Seems REALLY, REALLY slow. As a test I had both my crawler and Sphider index the old DMOZ site here: https://dmoz-odp.org. I had Sphider set up on an older core i3 with Ubuntu server running Apache with a 100mb internet connection. My crawler is on a shared host that runs a LOT slower with WordPress overhead but has a faster connection. It uses the same method of storing and weighing keywords as Sphider. My crawler indexed 50 pages in about a minute and a half. 14 minutes in and Sphider crashed on page 49 with [quote]Execution failed: Data too long for column 'link' at row 1[/quote] which completely stopped it. Since this isn't an error I can 'fix' and since Sphider crashes at that point, I couldn't just skip over it and keep indexing the site.

And just something to be aware of that I've ran into. If your log file becomes really, really large, Chrome will eventually crash with a SBOX FATAL MEMORY EXCEEDED error. It takes quite a bit to reach this point but you may want to consider checking how many lines are in the log and either trim it or start a new one.

Thanks for keeping it going and I'll keep checking in to see how it's progressing.

Re: First impressions - Am I missing something?

Posted: Mon Jul 26, 2021 6:43 pm
by captquirk
Sphider Pro I have no experience with. Development seems to have stopped. Sphider Plus I have looked at. It is much more full featured than the original Sphider.

Since development on the original Sphider was suspended, I took over to keep it running in a modern environment.
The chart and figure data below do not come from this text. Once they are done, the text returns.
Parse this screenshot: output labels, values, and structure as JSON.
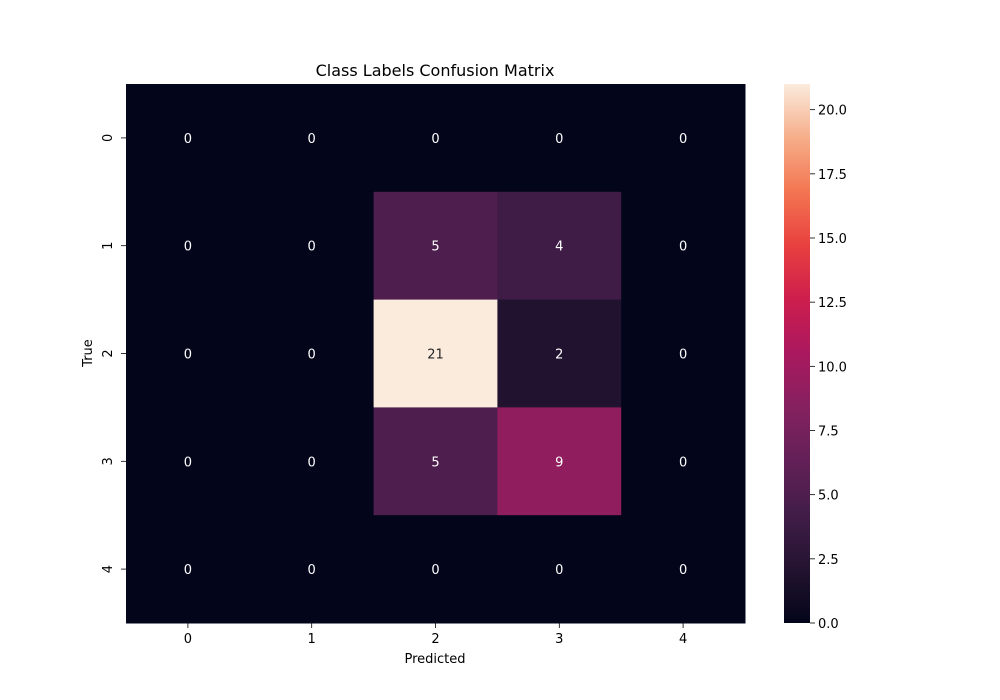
{
  "chart_data": {
    "type": "heatmap",
    "title": "Class Labels Confusion Matrix",
    "xlabel": "Predicted",
    "ylabel": "True",
    "x_categories": [
      "0",
      "1",
      "2",
      "3",
      "4"
    ],
    "y_categories": [
      "0",
      "1",
      "2",
      "3",
      "4"
    ],
    "values": [
      [
        0,
        0,
        0,
        0,
        0
      ],
      [
        0,
        0,
        5,
        4,
        0
      ],
      [
        0,
        0,
        21,
        2,
        0
      ],
      [
        0,
        0,
        5,
        9,
        0
      ],
      [
        0,
        0,
        0,
        0,
        0
      ]
    ],
    "colorbar": {
      "range": [
        0,
        21
      ],
      "ticks": [
        0,
        2.5,
        5,
        7.5,
        10,
        12.5,
        15,
        17.5,
        20
      ],
      "tick_labels": [
        "0.0",
        "2.5",
        "5.0",
        "7.5",
        "10.0",
        "12.5",
        "15.0",
        "17.5",
        "20.0"
      ],
      "colormap": "rocket"
    },
    "grid": false
  }
}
Sphider was intended as a light weight indexer for personal use and I have strived to keep it that way.

Additional databases add to the complexity and is not deemed necessary for a light weight crawler. Sphider Plus I believe uses them.

While I understand your desire to crawl sites, we must also respect the desire of certain web developers NOT to have portions of their sites crawled! If you are the owner of a site, you have the ability to add Sphider as an exception to the robots.txt. Sphider does have the ability to override the robots.txt when indexing images, but its use is not recommended. It is possible to change the coding on your copy of Sphider to bypass robots.txt and this is no prohibited. Sphider is open source.

I know Sphider can have difficulty with 301 redirects at times. I have found this is because some sites mix http links with https links. Within Sphider, these do not play well together.

Sphider has an option to index foreign links, but this is off by default. It is found in the settings page for each individual site.

Limiting the number of pages crawled --- this can be somewhat controlled by how deep a crawl will go. The default is 2 levels. You can either increase this number of go unlimited.

What you have to remember is this: Sphider is, and is intended to be, a LIGHT WEIGHT indexer. If you are trying to do the equivalent of indexing Wikipedia, you have the wrong indexer! Sphider is a Ford Focus, not a Ferrari. Sphider Plus tries to be a Ferrari. I have heard varying opinions about how well it has succeeded... some love it, others not so much. You might want to give it a look see.